The mortgage on the homestead property, which was executed by the court *286clerk on appellant’s behalf pursuant to the 1963 divorce decree, is of questionable validity. As noted above, a patent has never been issued for the homestead property. At the time the mortgage was executed, 43 U.S.C. § 175 (1922) provided:

“No lands acquired under the provisions of the homestead laws and laws supplemental and amendatory thereof shall in any event become liable to the satisfaction of any debt contracted prior to the issuing of the patent therefor.” (Repealed October 21, 1976.)

This federal statute is binding on the State of Idaho. Ruddy v. Rossi, 248 U.S. 104, 39 S.Ct. 46, 63 L.Ed. 148 (1918), reversing 28 Idaho 376, 154 P. 977 (1916). Under this section of the • homestead law, an involuntary lien or encumbrance cannot attach to homestead property for debts incurred prior to patent. St. Marie v. Chester B. Brown Co., 84 Idaho 216, 370 P.2d 195 (1962); Barnard v. Boller, 105 Cal. 214, 38 P. 728 (1894); Craig Lumber Co. v. Ramey, 108 Colo. 516, 119 P.2d 608 (1941); Wallowa Nat’l Bank v. Riley, 29 Or. 289, 45 P. 766 (1896); Razzano v. Burcham, 118 Wash. 142, 203 P. 23 (1921). However, cases hold that when a voluntary encumbrance or lien is placed on the land by the entryman, the lien attaches to the entryman’s interest. St. Marie v. Chester B. Brown Co., supra, 84 Idaho at 219, 370 P.2d 195; Bashore v. Adolf, 41 Idaho 84, 238 P. 534 (1925). A decision as to whether the mortgage at issue is voluntary or involuntary would be premature at this time. But, if the district court concludes that respondent’s cause of action on the promissory note is not barred by the statute of limitations, findings of fact and conclusions of law concerning the validity of the mortgagé will be necessary.
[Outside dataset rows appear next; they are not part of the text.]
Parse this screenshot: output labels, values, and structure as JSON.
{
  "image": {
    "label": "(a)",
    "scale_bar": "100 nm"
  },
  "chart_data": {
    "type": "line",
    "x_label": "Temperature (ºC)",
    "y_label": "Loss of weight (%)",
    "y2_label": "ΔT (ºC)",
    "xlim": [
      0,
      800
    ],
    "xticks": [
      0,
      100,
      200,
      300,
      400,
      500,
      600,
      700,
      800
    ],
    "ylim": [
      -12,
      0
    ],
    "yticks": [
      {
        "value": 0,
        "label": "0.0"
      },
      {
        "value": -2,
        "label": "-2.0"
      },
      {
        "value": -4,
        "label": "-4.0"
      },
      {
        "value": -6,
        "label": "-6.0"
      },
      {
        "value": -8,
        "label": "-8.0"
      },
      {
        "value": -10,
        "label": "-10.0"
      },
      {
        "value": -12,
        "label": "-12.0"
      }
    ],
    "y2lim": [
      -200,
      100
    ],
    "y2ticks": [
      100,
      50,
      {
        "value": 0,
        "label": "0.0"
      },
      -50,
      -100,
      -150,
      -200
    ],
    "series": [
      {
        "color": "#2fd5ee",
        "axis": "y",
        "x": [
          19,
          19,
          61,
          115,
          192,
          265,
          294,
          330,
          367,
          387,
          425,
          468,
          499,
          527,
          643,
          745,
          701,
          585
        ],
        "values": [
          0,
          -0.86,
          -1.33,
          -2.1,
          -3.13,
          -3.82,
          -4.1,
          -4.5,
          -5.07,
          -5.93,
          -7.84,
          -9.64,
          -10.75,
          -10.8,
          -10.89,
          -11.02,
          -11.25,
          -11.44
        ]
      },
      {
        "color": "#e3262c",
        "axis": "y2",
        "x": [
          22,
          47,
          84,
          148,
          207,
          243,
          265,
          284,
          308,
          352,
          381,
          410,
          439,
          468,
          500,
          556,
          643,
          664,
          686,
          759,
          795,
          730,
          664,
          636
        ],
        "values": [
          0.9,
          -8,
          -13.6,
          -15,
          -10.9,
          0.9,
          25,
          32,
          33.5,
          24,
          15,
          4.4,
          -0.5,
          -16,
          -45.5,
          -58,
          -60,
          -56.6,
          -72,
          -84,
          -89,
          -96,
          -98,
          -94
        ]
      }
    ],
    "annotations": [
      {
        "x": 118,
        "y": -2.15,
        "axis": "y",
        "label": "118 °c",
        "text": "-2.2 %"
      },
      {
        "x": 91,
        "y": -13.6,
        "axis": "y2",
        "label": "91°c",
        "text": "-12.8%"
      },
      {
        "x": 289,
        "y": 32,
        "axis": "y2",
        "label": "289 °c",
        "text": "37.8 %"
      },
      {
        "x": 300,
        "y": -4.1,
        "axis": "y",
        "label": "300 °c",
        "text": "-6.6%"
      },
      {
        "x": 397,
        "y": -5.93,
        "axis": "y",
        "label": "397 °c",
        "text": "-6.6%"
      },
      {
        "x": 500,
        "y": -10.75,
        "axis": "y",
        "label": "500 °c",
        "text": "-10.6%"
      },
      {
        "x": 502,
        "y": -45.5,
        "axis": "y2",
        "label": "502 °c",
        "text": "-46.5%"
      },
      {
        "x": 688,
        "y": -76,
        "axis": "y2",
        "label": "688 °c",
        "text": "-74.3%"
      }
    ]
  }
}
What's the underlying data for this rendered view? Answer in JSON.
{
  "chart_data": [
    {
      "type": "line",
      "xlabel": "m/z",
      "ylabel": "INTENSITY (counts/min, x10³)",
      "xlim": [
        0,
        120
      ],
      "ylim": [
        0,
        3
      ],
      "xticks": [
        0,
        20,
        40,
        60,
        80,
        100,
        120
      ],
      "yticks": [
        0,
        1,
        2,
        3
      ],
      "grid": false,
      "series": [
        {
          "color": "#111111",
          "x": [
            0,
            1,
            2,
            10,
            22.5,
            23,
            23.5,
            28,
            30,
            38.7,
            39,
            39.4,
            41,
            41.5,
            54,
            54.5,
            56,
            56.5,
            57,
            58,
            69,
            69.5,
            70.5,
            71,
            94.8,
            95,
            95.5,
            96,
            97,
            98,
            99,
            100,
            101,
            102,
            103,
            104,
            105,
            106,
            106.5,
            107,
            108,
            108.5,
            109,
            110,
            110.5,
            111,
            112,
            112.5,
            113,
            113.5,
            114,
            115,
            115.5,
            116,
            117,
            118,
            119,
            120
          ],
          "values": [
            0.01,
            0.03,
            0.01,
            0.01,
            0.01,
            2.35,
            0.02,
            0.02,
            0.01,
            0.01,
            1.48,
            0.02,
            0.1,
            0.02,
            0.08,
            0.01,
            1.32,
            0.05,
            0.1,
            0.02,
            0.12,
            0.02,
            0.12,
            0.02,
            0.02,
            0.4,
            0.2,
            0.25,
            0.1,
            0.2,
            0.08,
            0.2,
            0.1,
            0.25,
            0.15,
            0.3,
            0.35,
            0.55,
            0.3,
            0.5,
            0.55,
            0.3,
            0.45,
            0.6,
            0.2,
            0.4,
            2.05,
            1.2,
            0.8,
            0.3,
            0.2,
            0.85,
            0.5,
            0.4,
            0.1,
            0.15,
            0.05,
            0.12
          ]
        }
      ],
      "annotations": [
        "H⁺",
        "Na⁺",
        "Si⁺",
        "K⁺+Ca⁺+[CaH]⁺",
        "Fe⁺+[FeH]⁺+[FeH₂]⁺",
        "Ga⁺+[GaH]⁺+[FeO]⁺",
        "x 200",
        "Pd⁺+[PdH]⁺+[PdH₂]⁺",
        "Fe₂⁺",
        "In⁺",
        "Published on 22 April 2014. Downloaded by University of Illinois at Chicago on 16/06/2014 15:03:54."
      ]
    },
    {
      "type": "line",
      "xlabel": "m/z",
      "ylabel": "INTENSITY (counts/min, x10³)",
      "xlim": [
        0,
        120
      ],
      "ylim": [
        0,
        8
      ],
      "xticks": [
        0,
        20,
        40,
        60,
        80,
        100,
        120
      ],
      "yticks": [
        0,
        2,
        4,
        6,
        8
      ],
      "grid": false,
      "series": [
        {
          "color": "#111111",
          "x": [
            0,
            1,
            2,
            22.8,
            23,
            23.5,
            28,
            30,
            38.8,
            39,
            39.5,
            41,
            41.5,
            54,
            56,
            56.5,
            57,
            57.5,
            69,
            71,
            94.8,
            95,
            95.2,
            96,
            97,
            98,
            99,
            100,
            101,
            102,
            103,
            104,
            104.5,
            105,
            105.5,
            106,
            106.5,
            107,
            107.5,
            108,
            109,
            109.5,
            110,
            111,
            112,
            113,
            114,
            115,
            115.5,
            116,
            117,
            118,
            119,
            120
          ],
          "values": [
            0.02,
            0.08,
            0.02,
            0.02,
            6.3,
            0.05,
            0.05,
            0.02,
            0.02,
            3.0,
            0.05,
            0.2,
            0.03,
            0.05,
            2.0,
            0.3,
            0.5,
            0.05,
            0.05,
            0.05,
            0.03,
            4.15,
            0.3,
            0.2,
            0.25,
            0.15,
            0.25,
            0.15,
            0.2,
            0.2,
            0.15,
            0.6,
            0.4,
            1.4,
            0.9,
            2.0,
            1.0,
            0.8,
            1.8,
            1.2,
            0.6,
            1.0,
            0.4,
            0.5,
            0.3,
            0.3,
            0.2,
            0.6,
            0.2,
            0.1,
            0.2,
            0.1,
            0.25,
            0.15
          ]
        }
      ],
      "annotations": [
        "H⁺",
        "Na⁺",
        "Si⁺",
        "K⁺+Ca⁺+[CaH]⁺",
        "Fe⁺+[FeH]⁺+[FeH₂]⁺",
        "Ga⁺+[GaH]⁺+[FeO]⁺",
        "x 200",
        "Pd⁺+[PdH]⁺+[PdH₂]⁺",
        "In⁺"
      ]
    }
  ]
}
At the trial '.below, appellant presented evidence of an agreement between himself and respondent, whereby respondent agreed to release him from his obligations under the divorce decree if he would help her through college. Even though the pleadings make no mention of this oral agreement, evidence regarding it was not objected to at trial. Under I.R.C.P. 15(b) the introduction of this evidence was sufficient to raise an issue as to whether or not the oral agreement constituted a novation which discharged appellant’s obligations under the decree of divorce. Thus, we also remand this case for findings of fact and conclusions of law as to whether the oral agreement constituted a novation, and if so, its effect upon appellant’s obligations under the divorce decree and the note.

Since a variety of unresolved factual issues exist, in the interest of justice the parties should be allowed to fully litigate them prior to their determination. We therefore order a new trial on the issues discussed above with regard to the decree of divorce, the promissory note, the mortgage, and the oral agreement. Judgment reversed, and cause remanded for further proceedings consistent with this opinion. Costs to appellant.

DONALDSON and BISTLINE, JJ., and DUNLAP, J. pro tem., concur. SHEPARD, C. J., dissents without opinion.

. § I.C. 5-215 provides in pertinent part:

Action on judgment. .

Within six years:

1. An action upon a judgment or decree of any court of the United States, or of any state or territory within the United States.